From onsite to online: Silver Wave Film Festival goes virtual from Nov. 5-12
20th anniversary celebrates a diverse mix of films, docs and shorts and they're free to stream

The annual grassroots festival champions films and filmmakers with a special focus on New Brunswick creators.
Throughout the eight days, some content will be available at scheduled times like the in-person festival did. All films will be available for viewing in a virtual format where viewers can choose the best time to watch content on their schedule.
We asked Festival Organizer Cat LeBlanc to weigh in on a few topics:
With a re-imagining of the Silver Wave Film Festival, during a year like no other, what was your greatest challenge going from screen to stream to a virtual festival?
"The biggest challenge was learning the new technology (streaming, video on demand, setting up online Q and A's etc.) to go from in person events to fully virtually. We felt like we were turning into a broadcaster to a certain degree which was a strange feeling. What helped us was that we were fairly technology savvy to begin with and it was more a matter of transitioning into that mind set and set up fully."

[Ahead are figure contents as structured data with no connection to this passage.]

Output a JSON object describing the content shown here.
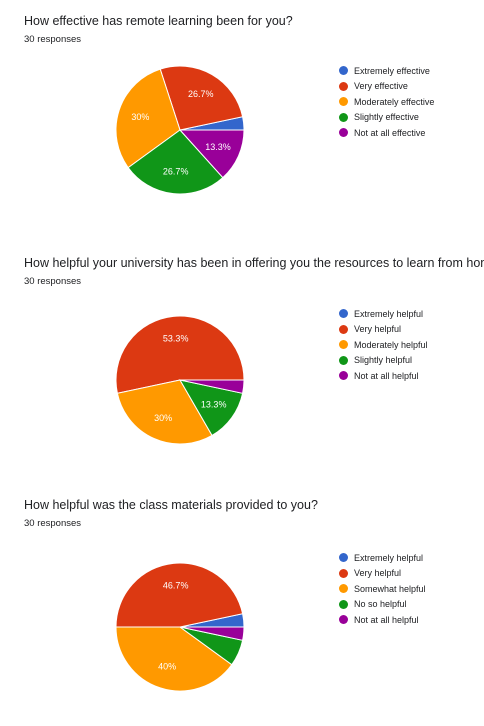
{
  "colors": {
    "blue": "#3366cc",
    "red": "#dc3912",
    "orange": "#ff9900",
    "green": "#109618",
    "purple": "#990099"
  },
  "chart_data": [
    {
      "type": "pie",
      "title": "How effective has remote learning been for you?",
      "subtitle": "30 responses",
      "legend_position": "right",
      "slices": [
        {
          "label": "Extremely effective",
          "value": 1,
          "percent_label": "",
          "color": "#3366cc"
        },
        {
          "label": "Very effective",
          "value": 8,
          "percent_label": "26.7%",
          "color": "#dc3912"
        },
        {
          "label": "Moderately effective",
          "value": 9,
          "percent_label": "30%",
          "color": "#ff9900"
        },
        {
          "label": "Slightly effective",
          "value": 8,
          "percent_label": "26.7%",
          "color": "#109618"
        },
        {
          "label": "Not at all effective",
          "value": 4,
          "percent_label": "13.3%",
          "color": "#990099"
        }
      ]
    },
    {
      "type": "pie",
      "title": "How helpful your university has been in offering you the resources to learn from home?",
      "subtitle": "30 responses",
      "legend_position": "right",
      "slices": [
        {
          "label": "Extremely helpful",
          "value": 0,
          "percent_label": "",
          "color": "#3366cc"
        },
        {
          "label": "Very helpful",
          "value": 16,
          "percent_label": "53.3%",
          "color": "#dc3912"
        },
        {
          "label": "Moderately helpful",
          "value": 9,
          "percent_label": "30%",
          "color": "#ff9900"
        },
        {
          "label": "Slightly helpful",
          "value": 4,
          "percent_label": "13.3%",
          "color": "#109618"
        },
        {
          "label": "Not at all helpful",
          "value": 1,
          "percent_label": "",
          "color": "#990099"
        }
      ]
    },
    {
      "type": "pie",
      "title": "How helpful was the class materials provided to you?",
      "subtitle": "30 responses",
      "legend_position": "right",
      "slices": [
        {
          "label": "Extremely helpful",
          "value": 1,
          "percent_label": "",
          "color": "#3366cc"
        },
        {
          "label": "Very helpful",
          "value": 14,
          "percent_label": "46.7%",
          "color": "#dc3912"
        },
        {
          "label": "Somewhat helpful",
          "value": 12,
          "percent_label": "40%",
          "color": "#ff9900"
        },
        {
          "label": "No so helpful",
          "value": 2,
          "percent_label": "",
          "color": "#109618"
        },
        {
          "label": "Not at all helpful",
          "value": 1,
          "percent_label": "",
          "color": "#990099"
        }
      ]
    }
  ]
}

"The N.B. Shorts are always highly popular annually at our festival."
"There are so many stand out films that it's really difficult to answer this question. One film which was truly a revelation was Mr. Emancipation by Canadian filmmaker Preston Chase. This film should be a teaching tool in classrooms across Canada, it is a hidden part of our history."
"The documentary Mr. Emancipation is the story of Walter L. Perry's determination to put on a celebration that would transcend divisions of race and class."
"He staged an Emancipation Day festival that was where everyone wanted to be. Eleanor Roosevelt, Martin Luther King Jr., Jesse Owens all headed there because, as civil rights activist Dick Gregory said: "The largest Juneteenth celebration was not in America, it was in Windsor, Canada."

"Skillfully employing a docu-thriller style and staying steadfastly committed to the story, director Ying Wang follows the grieving parents for 10 years as they navigate a new culture and a complex web of bureaucracy in search of answers."
"While tracing Shi-Ming's footsteps through reenactments and interviews with those closest to him, Wang explores the intricate connection between parental expectations, migration and mental health. A powerful testament to parental devotion, The World is Bright takes a look at mental health within immigrant communities through the sensitive portrayal of two parents channeling their grief into hope." It's a Hot Docs Emerging Canadian Filmmaker Award Winner.

"The award-winning first time feature Bone Cage by Halifax filmmaker Taylor Olson is amazing. Taylor also stars in the film. The film opens our Silver Wave on Thursday, November 5 at 7 p.m."
"Jamie (Taylor Olson) works as a wood processor, clear-cutting for pulp in small-town Nova Scotia. At the end of each shift, he walks through the destruction he has created looking for injured animals and rescues those he can."
"Adapted from a play by Nova Scotia author Catherine Banks, Bone Cage is an impressive first feature from Halifax actor/filmmaker Taylor Olson that sensitively excavates the tragedy of how young people in rural communities, employed in the destruction of their environment, treat the people they love at the end of their shift."
Bone Cage is winner of FIN Best Atlantic Feature, Best Atlantic Director, Best Atlantic Screenwriting and Best Atlantic Cinematography.
What is the best kept secret at this year's festival? Perhaps it's that one film, an organizational triumph, that made you, or you believe will make audiences go "WOW"?
"The feature documentary ENTANGLED is a new, feature-length film by David Abel and Andy Laub about how climate change has accelerated a collision between one of the world's most endangered species, North America's most valuable fisher, and a federal agency mandated to protect both. This film is a Jackson Wild award winner which is the equivalent of the Oscars for Environmental films."
Is there an unsung hero of Silver Wave Film Festival already emerging even before the fest opens (a film already creating a buzz perhaps)?
"The unsung hero for Silver Wave this year is the screening content for Silver Wave as it tackles serious subject matter and issues brought to us by filmmakers who care (from forgotten Black history, suicide, depression, mental illness, mental abuse, consent to drug abuse). There is also comedy too to lighten this heavy, but important, load that we call reality. Everything from talking dogs causing havoc to sex toys being throw through windows."